Why it works: Oversized context means each request sends a huge number of input tokens. By compressing history, you dramatically reduce ITPM consumption per request.

Expected outcome: Immediate relief for the current session. For long-running sessions, run /compact approximately every 50 messages as a preventive measure.

Pro tip: Always run /stats before starting a major refactor. If active context is already above 20,000 tokens, run /compact proactively.

Fix 3 Re-Authenticate Claude Code

What it fixes: Persistent 429 errors that continue even after the rate limit window has reset; degraded or flagged OAuth tokens. When to use it: Claude Code was working previously, your dashboard shows available quota, but every request still returns 429. Difficulty: Beginner.

Steps:

  1. Open your terminal.

  2. Run: claude logout

  3. Once logged out, run: claude login

  4. Follow the browser-based authentication flow to generate a fresh token.

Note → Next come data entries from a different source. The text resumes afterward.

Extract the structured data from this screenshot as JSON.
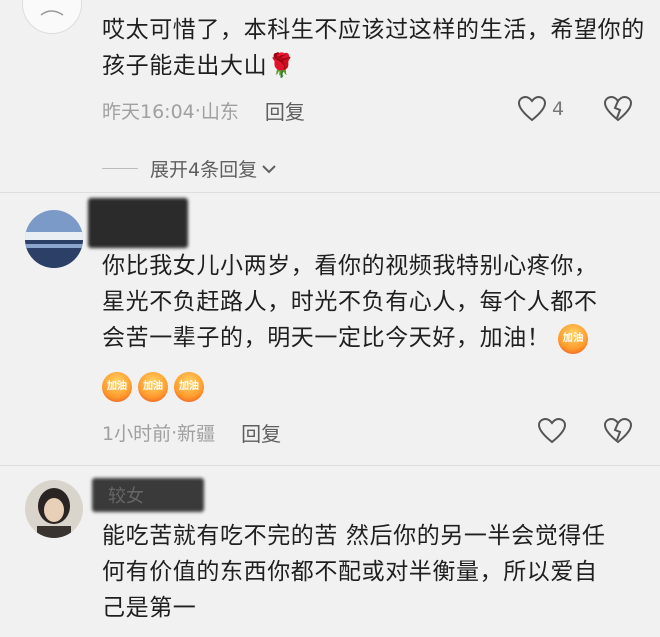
{
  "comments": [
    {
      "text": "哎太可惜了，本科生不应该过这样的生活，希望你的孩子能走出大山",
      "emoji": "🌹",
      "time": "昨天16:04",
      "location": "山东",
      "reply_label": "回复",
      "likes": "4"
    },
    {
      "text_line1": "你比我女儿小两岁，看你的视频我特别心疼你，",
      "text_line2": "星光不负赶路人，时光不负有心人，每个人都不",
      "text_line3": "会苦一辈子的，明天一定比今天好，加油！",
      "emoji_label": "加油",
      "time": "1小时前",
      "location": "新疆",
      "reply_label": "回复"
    },
    {
      "username_partial": "较女",
      "text_line1": "能吃苦就有吃不完的苦 然后你的另一半会觉得任",
      "text_line2": "何有价值的东西你都不配或对半衡量，所以爱自",
      "text_line3": "己是第一"
    }
  ],
  "expand_replies": "展开4条回复",
  "icons": {
    "like": "heart-outline-icon",
    "dislike": "broken-heart-icon",
    "expand": "chevron-down-icon"
  },
  "colors": {
    "background": "#f1f1f1",
    "meta": "#a0a0a0",
    "text": "#1f1f1f"
  }
}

  5. Return to your project and resume your session.

Why it works: Repeated retry loops can flag an OAuth token on the backend, causing it to return 429 even when your account has quota available. A fresh login generates a clean token.

Expected outcome: Normal operation restored within a few minutes of re-authentication.

Fix 4 Create a .claudeignore File

What it fixes: Excessive ITPM consumption caused by Claude indexing irrelevant project files. When to use it: You work on large repositories with build artifacts, dependency folders, or generated files. Best used as a permanent prevention measure. Difficulty: Beginner.

Steps:

  1. In your project's root directory, create a file named .claudeignore.

  2. Add patterns for directories and files Claude should not index. A solid starter configuration:

node_modules/
dist/
build/
.next/
.nuxt/
coverage/
*.log
*.lock
*.min.js
*.min.css
.env

.env.*

  1. Save the file and restart your Claude Code session.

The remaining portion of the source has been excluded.